Secara keseluruhan, tari Mung Dhe melibatkan 14 pemain dengan masing-masing
peran pada awalnya, yaitu :
• 2 orang berperan sebagi penari /prajurit.
• 2 orang berperan sebagi pembawa bendera.
• 2 orang berperan sebagai botoh
• 8 orang berperan sebagai penabuh /pengiring.

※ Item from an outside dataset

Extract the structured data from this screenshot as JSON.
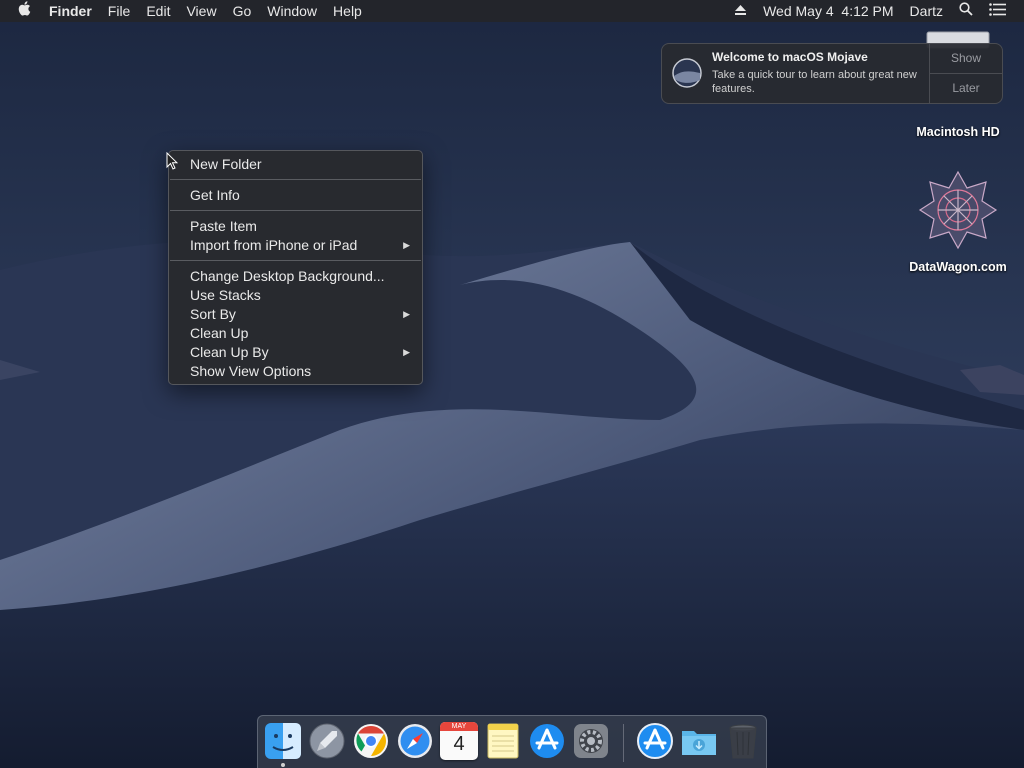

Pada perkembanganya sekarang hanya melibatkan 12 orang, yaitu 6 alat untuk 6
orang pemain. Di dalam pengaturan organisasi tari Mung Dhe untuk penarinya
adalah laki-laki serta perempuandan dalam tingkatan usia dewasa [baik yang
menikah atau yang belum]. Pada perkembangan sekarang ini, tari Mung Dhe sering
ditampilkan pada acara-acara yang dilaksanakan oleh Dinas Pariwisata dan
Kebudayaan Daerah Kabupaten Nganjuk, seperti Pemilihan Duta Wisata, maupun
Grebeg Suro, maupun Jamasan Pusaka, serta saat Upacara Wisuda (gembyangan-
red)Waranggono.
5. Tradisi Wiwid Padi
Selain dikenal sebagai kota angin, juga terkenal dengan tanah yang lumayan
subur. Sekitar 80% warga menggantungkan hidup sebagai petani. Tradisi ini
dilakukan sebagai wujud syukur kepada yang maha kuasa, atas melimpahnya hasil
panen tahun ini dan melestarikan tradisi nenek moyang, serta agar terhindar dari
malapetak. Ritual bercampur Islam dan bernuansa adat jawa, dilakukan dengan
membawa sesaji dan tumpeng di sawah sebelum panen raya padi, setiap setahun
sekali. Ritual dimulai dengan arak-arakan makanan dan sesajian, serta peralatan
memanen padi berupa ani. Diarak di tengah persawahan yang dikeramatkan,
sesepuh memulai ritual dengan meletakkan sesaji, membakar batang padi dan
membaca doa. Secara simbolis sesepuh memotong beberapa batang pohon padi
dengan ani-ani dan potongannya diletakkan di atas buah pisang dan selanjutnya di
bawa pulang ke rumah. Terakhir, sesepuh membaca doa, menyantap makanan yang
dibawa tadi bersama-sama. Tradisi ini juga dilakukan untuk menjaga kelestarian
alam serta kearifan lokal.
6. Upacara Tradisional Nyadran
Ritual ini merupakan ritual sedekah bumi dan disebut juga dengan sadran. Kata
Nyadran maupun Sadran keduanya berasal dari bahasa Sansekerta dari kata Sadra
6. yang kemudian karena perjalanan zaman mengalami perubahan lisan Nyadran atau
Sadran. Kata Sadran mempunyai arti ziarah kubur, suatu tradisi masyarakat jawa
sejak zaman Hindu-budha di negeri ini. Itu sebabnya dalam acara Nyadran hampir
semua warga masyarakat ikut melaksanakan tanpa memandang perbedaan status dan
agama yang dianutnya. Ritual itu juga dilakukan untuk meminta selamat dan
kemakmuran. Acara tersebut merupakan ungkapan rasa syukur kepada Tuhan Yang
Maha Esa. Karena telah diberi panen yang melimpah, dan puluhan dayang-dayang
beriringan mengantar sesaji berupa hasil bumi ke makam tokoh yang konon menurut
cerita adalah orang pertama yang babat desa, setelah sesepuh desa membacakan doa
dengan disertai bakar kemenyan didepan makam. Ratusan warga yang hadir
dipemakaman desa tersebut, berebut sesaji berupa hasil bumi. Ratusan menyakini,
makanan maupun barang-barang yang sudah dikarak oleh dayang-dayang mulai dari
balai desa sampai ke punden memiliki manfaat tersendiri.